The Charlotte Three case was an event that epitomized the larger issues of politics, race, and the civil rights movement in the South. The commuting of the sentences for the men may not have actually been purely due to the reasons publicly stated, but instead for hidden political ones. In 1979, an election year, there was a lot of turmoil and Governor Hunt and the Democratic party were worried about the backlash that would ensue if the men were still imprisoned at the time of the election. Herbert N. Lape who was serving as the vice-chairman of the North Carolina state democratic party stated in a letter to Hunt that many people in the state view "the Charlotte Three [case] as [a] primarily white witch [hunt] that involved racial bigotry". A secretary by the name of Joseph Grimsley also stated in a memo to Governor Hunt, "[the] state's repressive image is beginning to spill over in this administration to yours personally".

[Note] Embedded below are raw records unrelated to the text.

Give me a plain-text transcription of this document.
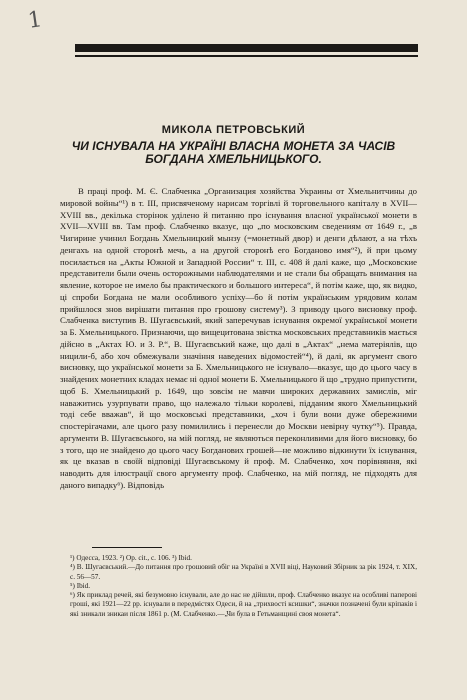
1
МИКОЛА ПЕТРОВСЬКИЙ
ЧИ ІСНУВАЛА НА УКРАЇНІ ВЛАСНА МОНЕТА ЗА ЧАСІВ БОГДАНА ХМЕЛЬНИЦЬКОГО.

В праці проф. М. Є. Слабченка „Организация хозяйства Украины от Хмельнитчины до мировой войны“¹) в т. ІІІ, присвяченому нарисам торгівлі й торговельного капіталу в XVII—XVIII вв., декілька сторінок уділено й питанню про існування власної української монети в XVII—XVIII вв. Там проф. Слабченко вказує, що „по московским сведениям от 1649 г., „в Чигирине учинил Богдань Хмельницкий мынзу (=монетный двор) и денги дѣлают, а на тѣхъ денгахъ на одной сторонѣ мечь, а на другой сторонѣ его Богданово имя“²), й при цьому посилається на „Акты Южной и Западной России“ т. ІІІ, с. 408 й далі каже, що „Московские представители были очень осторожными наблюдателями и не стали бы обращать внимания на явление, которое не имело бы практического и большого интереса“, й потім каже, що, як видко, ці спроби Богдана не мали особливого успіху—бо й потім українським урядовим колам прийшлося знов вирішати питання про грошову систему³). З приводу цього висновку проф. Слабченка виступив В. Шугаєвський, який заперечував існування окремої української монети за Б. Хмельницького. Признаючи, що вищецитована звістка московських представників мається дійсно в „Актах Ю. и З. Р.“, В. Шугаєвський каже, що далі в „Актах“ „нема матеріялів, що ницили-б, або хоч обмежували значіння наведених відомостей“⁴), й далі, як аргумент свого висновку, що української монети за Б. Хмельницького не існувало—вказує, що до цього часу в знайдених монетних кладах немає ні одної монети Б. Хмельницького й що „трудно припустити, щоб Б. Хмельницький р. 1649, що зовсім не мавчи широких державних замислів, міг наважитись узурпувати право, що належало тільки королеві, підданим якого Хмельницький тоді себе вважав“, й що московські представники, „хоч і були вони дуже обережними спостерігачами, але цього разу помилились і перенесли до Москви невірну чутку“⁵). Правда, аргументи В. Шугаєвського, на мій погляд, не являються переконливими для його висновку, бо з того, що не знайдено до цього часу Богданових грошей—не можливо відкинути їх існування, як це вказав в своїй відповіді Шугаєвському й проф. М. Слабченко, хоч порівняння, які наводить для ілюстрації свого аргументу проф. Слабченко, на мій погляд, не підходять для даного випадку⁶). Відповідь

¹) Одесса, 1923. ²) Op. cit., с. 106. ³) Ibid.

⁴) В. Шугаєвський.—До питання про грошовий обіг на Україні в XVII віці, Науковий Збірник за рік 1924, т. XIX, с. 56—57.

⁵) Ibid.

⁶) Як приклад речей, які безумовно існували, але до нас не дійшли, проф. Слабченко вказує на особливі паперові гроші, які 1921—22 рр. існували в передмістях Одеси, й на „трихвості ксишки“, значки позначені були кріпаків і які зникали зникаи після 1861 р. (М. Слабченко.—„Чи була в Гетьманщині своя монета“.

The administration was in a position where it had to save face by reducing the sentences or else face the possibility of losing control to another party. The judge had originally given out the long sentences because he wanted to show that it was "the smashing of a dangerous Black revolution plot". He hoped to set an example of the men, as he was worried of more of these plots in the future.

== Criticism ==

The case of the Charlotte Three was not something that was entirely unique; rather, as historian John Schutz argued, it was the ordinary in the mid-1900s South. By persecuting "black leaders for conventional crimes", the state could follow "civilized" methods that would instead of cause violence, put the leader in jail where he could no longer do any more leading. Expert Raymond Michalowski believes these persecutions of blacks were similar to those of the KKK or other "night riders of decades past" but instead of illegal henchmen carrying out the attacks, legal judges and prosecutors were doing so in the courts. By charging the leaders with crimes, the state was able to make it seem like the leaders were not as viable as they claimed to be. This helped to mute some of the public support the leaders may have originally garnered. Though the South seemed to have overtly fixed its race problem after the passage of federal civil rights legislation in 1964-65, it was covertly persecuting Black revolutionary leaders. The persecutions were not taking place out on the streets through public lynching as in times past, but instead through illegal backdoor deals supported by the judicial system.